Chronique

Kolkhöze Printanium

Kokhoznitsa vol.1

Paul Brousseau (kb) ; Maxime Delpierre (g) ; Hugues Mayot (s) ; Jean-Philippe Morel (b) ; Philippe Gleizes (dr)

Label / Distribution : D’ autres cordes

Quitte à user les symboles de la révolution russe pour évoquer ce disque surprenant, ce serait plus vers l’ouvrier modèle Stakhanov que vers les grandes plaines d’Ukraine qu’il faudrait se tourner. Torturés par les réminiscences d’une époque que l’on imagine difficilement autrement qu’en noir et blanc, les cinq musiciens de Kolkhoze Printanium jouent avec les dérives inquiétantes d’une société malmenée par ses propres excès. Ici les machines, l’industrie imposent leurs règles aux artistes, et Paul Brousseau dresse le compte rendu ce combat inégal.

Aux côtés du compositeur et claviériste, on retrouve Maxime Delpierre qui, comme toujours, place sa guitare où il faut (Louis Sclavis, Limousine, Camisetas… pas une fausse note), Hugues Mayot (saxophones), Jean-Philippe Morel (basse) et Philippe Gleizes (batterie), unis au sein d’un consortium tenant autant de la musique industrielle ou du rock que du jazz.
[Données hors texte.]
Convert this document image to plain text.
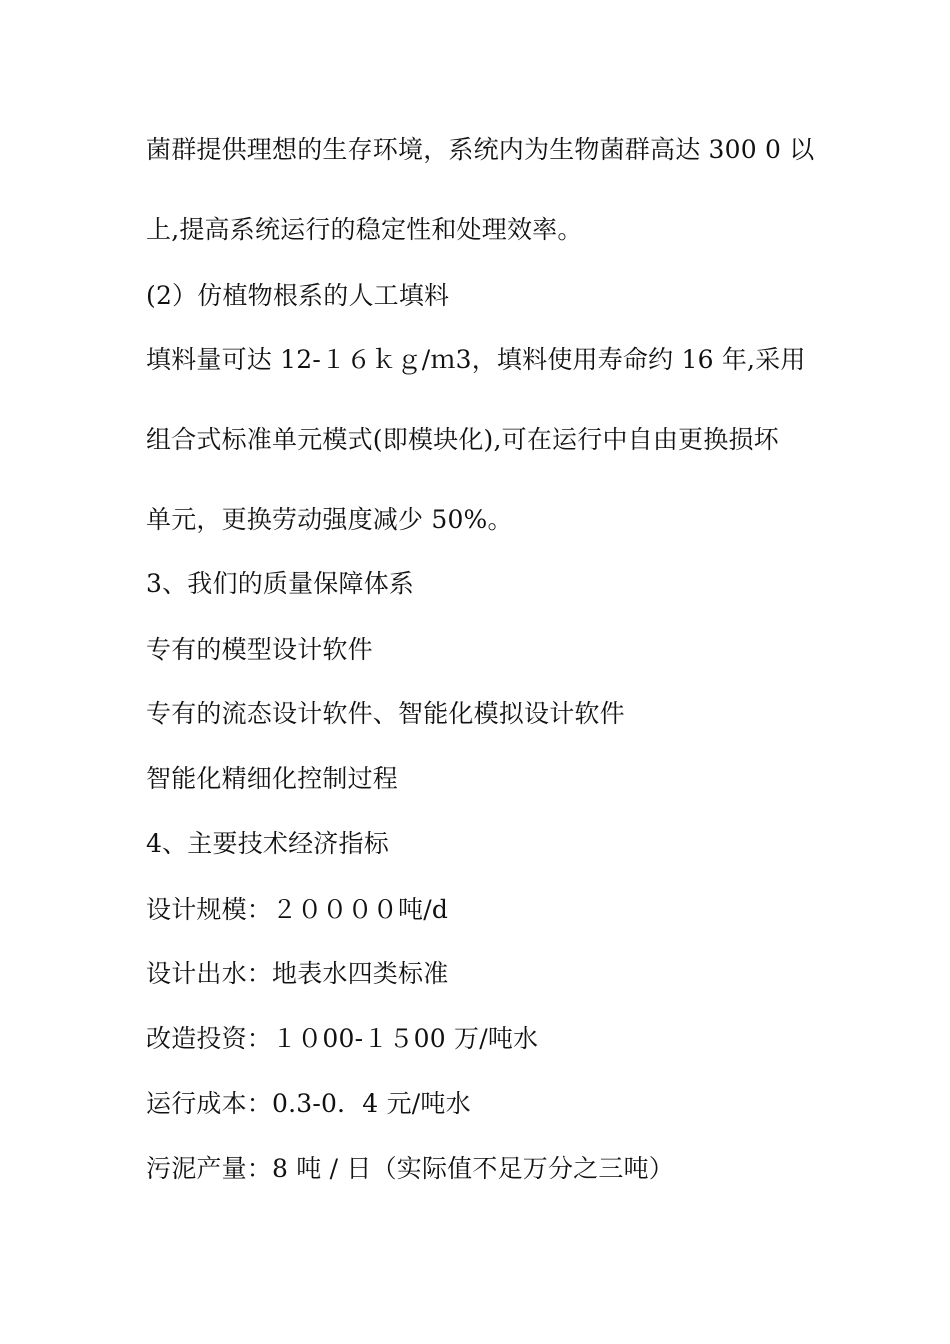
菌群提供理想的生存环境，系统内为生物菌群高达 300 0 以
上,提高系统运行的稳定性和处理效率。
(2）仿植物根系的人工填料
填料量可达 12-１６ｋｇ/ｍ3，填料使用寿命约 16 年,采用
组合式标准单元模式(即模块化),可在运行中自由更换损坏
单元，更换劳动强度减少 50%。
3、我们的质量保障体系
专有的模型设计软件
专有的流态设计软件、智能化模拟设计软件
智能化精细化控制过程
4、主要技术经济指标
设计规模：２００００吨/d
设计出水：地表水四类标准
改造投资：１０00-１５00 万/吨水
运行成本：0.3-0．4 元/吨水
污泥产量：8 吨 / 日（实际值不足万分之三吨）
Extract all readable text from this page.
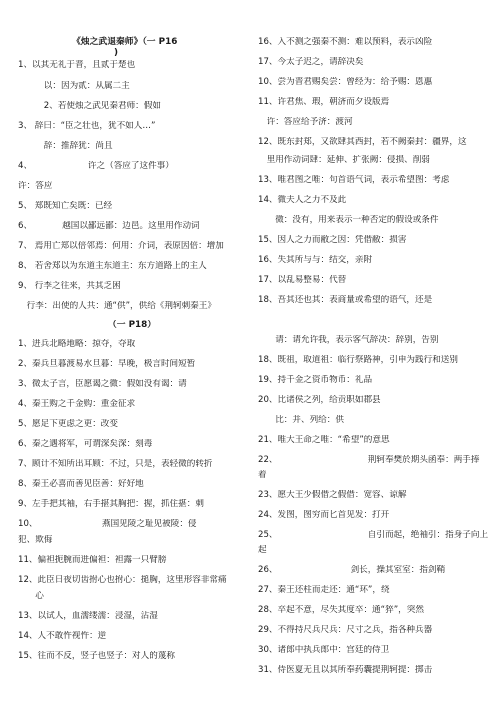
《烛之武退秦师》（一 P16
)

1、以其无礼于晋，且贰于楚也

　　　以：因为贰：从属二主

　　　2、若使烛之武见秦君师：假如

3、 辞曰：“臣之壮也，犹不如人…”

　　　辞：推辞犹：尚且

4、　　　　　　　许之（答应了这件事）

许：答应

5、 郑既知亡矣既：已经

6、　　　　越国以鄙远鄙：边邑。这里用作动词

7、 焉用亡郑以倍邻焉：何用：介词，表原因倍：增加

8、 若舍郑以为东道主东道主：东方道路上的主人

9、 行李之往来，共其乏困

　行李：出使的人共：通“供”，供给《荆轲刺秦王》

（一 P18）

1、进兵北略地略：掠夺，夺取

2、秦兵旦暮渡易水旦暮：早晚，极言时间短暂

3、微太子言，臣愿谒之微：假如没有谒：请

4、秦王购之千金购：重金征求

5、愿足下更虑之更：改变

6、秦之遇将军，可谓深矣深：刻毒

7、顾计不知所出耳顾：不过，只是，表轻微的转折

8、秦王必喜而善见臣善：好好地

9、左手把其袖，右手揕其胸把：握，抓住揕：刺

10、　　　　　　　　燕国见陵之耻见被陵：侵

犯、欺侮

11、偏袒扼腕而进偏袒：袒露一只臂膀

12、此臣日夜切齿拊心也拊心：搥胸，这里形容非常痛

　　心

13、以试人，血濡缕濡：浸湿，沾湿

14、人不敢忤视忤：逆

15、往而不反，竖子也竖子：对人的蔑称

16、入不测之强秦不测：难以预料，表示凶险

17、今太子迟之，请辞决矣

10、尝为晋君赐矣尝：曾经为：给予赐：恩惠

11、许君焦、瑕，朝济而夕设版焉

　许：答应给予济：渡河

12、既东封郑，又欲肆其西封，若不阙秦封：疆界，这

　里用作动词肆：延伸、扩张阙：侵损、削弱

13、唯君图之唯：句首语气词，表示希望图：考虑

14、微夫人之力不及此

　　微：没有，用来表示一种否定的假设或条件

15、因人之力而敝之因：凭借敝：损害

16、失其所与与：结交，亲附

17、以乱易整易：代替

18、吾其还也其：表商量或希望的语气，还是

　　请：请允许我，表示客气辞决：辞别，告别

18、既祖，取道祖：临行祭路神，引申为践行和送别

19、持千金之资币物币：礼品

20、比诸侯之列，给贡职如郡县

　　比：并、列给：供

21、唯大王命之唯：“希望”的意思

22、　　　　　　　　　　　荆轲奉樊於期头函奉：两手捧

着

23、愿大王少假借之假借：宽容、谅解

24、发图，图穷而匕首见发：打开

25、　　　　　　　　　　　自引而起，绝袖引：指身子向上

起

26、　　　　　　　　　剑长，操其室室：指剑鞘

27、秦王还柱而走还：通“环”，绕

28、卒起不意，尽失其度卒：通“猝”，突然

29、不得持尺兵尺兵：尺寸之兵，指各种兵器

30、诸郎中执兵郎中：宫廷的侍卫

31、侍医夏无且以其所奉药囊提荆轲提：掷击
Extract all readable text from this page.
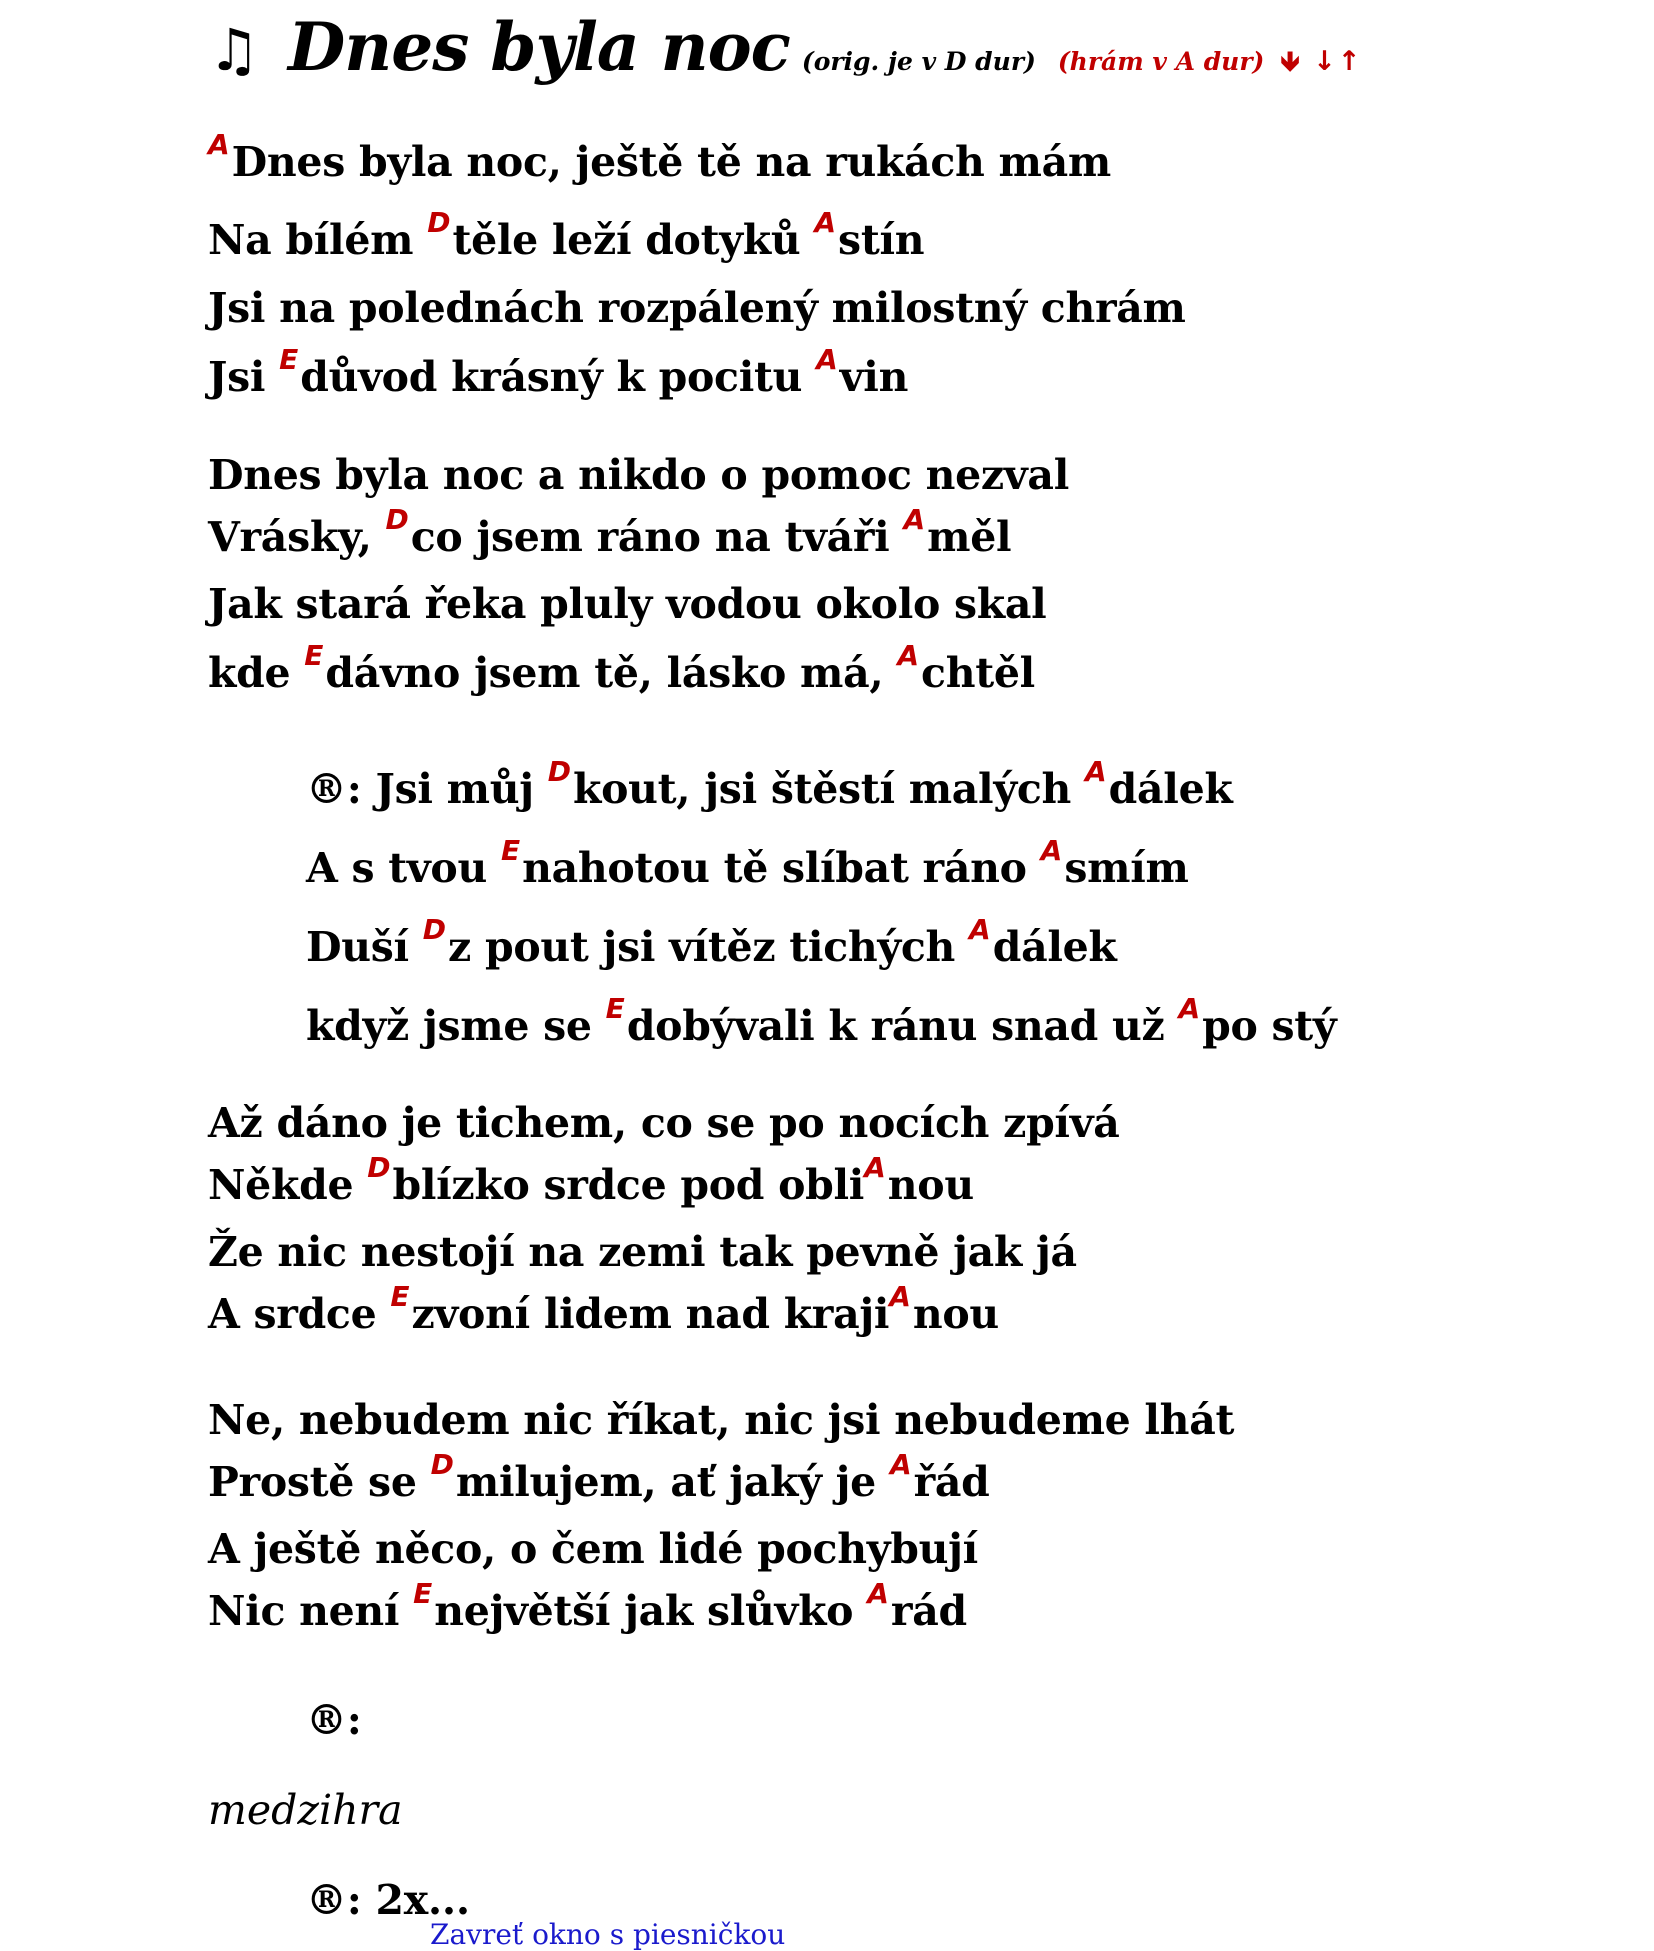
♫ Dnes byla noc (orig. je v D dur) (hrám v A dur) 🡻 ↓↑
ADnes byla noc, ještě tě na rukách mám
Na bílém Dtěle leží dotyků Astín
Jsi na polednách rozpálený milostný chrám
Jsi Edůvod krásný k pocitu Avin
Dnes byla noc a nikdo o pomoc nezval
Vrásky, Dco jsem ráno na tváři Aměl
Jak stará řeka pluly vodou okolo skal
kde Edávno jsem tě, lásko má, Achtěl
®: Jsi můj Dkout, jsi štěstí malých Adálek
A s tvou Enahotou tě slíbat ráno Asmím
Duší Dz pout jsi vítěz tichých Adálek
když jsme se Edobývali k ránu snad už Apo stý
Až dáno je tichem, co se po nocích zpívá
Někde Dblízko srdce pod obliAnou
Že nic nestojí na zemi tak pevně jak já
A srdce Ezvoní lidem nad krajiAnou
Ne, nebudem nic říkat, nic jsi nebudeme lhát
Prostě se Dmilujem, ať jaký je Ařád
A ještě něco, o čem lidé pochybují
Nic není Enejvětší jak slůvko Arád
®:
medzihra
®: 2x...
Zavreť okno s piesničkou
Citer en référence Tarkovski aussi bien que Steve Reich ou Genesis, voilà qui révèle d’ailleurs l’étrange singularité de Kolkhoznitsa vol. 1, œuvre cinématographique où le bien nommé « StalkerAT79 » rappelle le film glauque du réalisateur russe comme le glacial roman des frères Strougatski dont ce dernier s’inspire. La cohérence de cet univers où les saillies de saxophones désespérées se heurtent aux murs froids d’une rythmique implacable fascine et intimide presque. Dans cette bataille perdue d’avance au sein d’un état policier, les musiciens tentent de s’évader, détalent dans des ruelles sans issue avant d’être immanqublement rattrapés par les gardiens et leur morale dictatoriale descendue des miradors (« Kolkhöze »).

Entre délires totalitaristes (« Chaotic Mantra ») et déchéance d’antiques ordinateurs en court-circuit (« Kolkhoze Talk »), Kokhoznitsa vol.1 est un périple qui ne baisse jamais en intensité. Compositeur de talent, Brousseau sait aussi mettre en valeur son travail grâce à une production sans faille, toute soviétique. Au terme de cette épopée, l’espèce humaine tentera une dernière fois de triompher de l’adversité : dans une ultime scène digne de l’imagination d’Enki Bilal, Peter Gabriel en personne s’extirpe de son déguisement de renard pour défier l’implacable machine. Comme les autres, il sera englouti en temps voulu ; l’être humain a perdu la première bataille, mais on espère un second chapitre de cette aventure littéralement inouïe.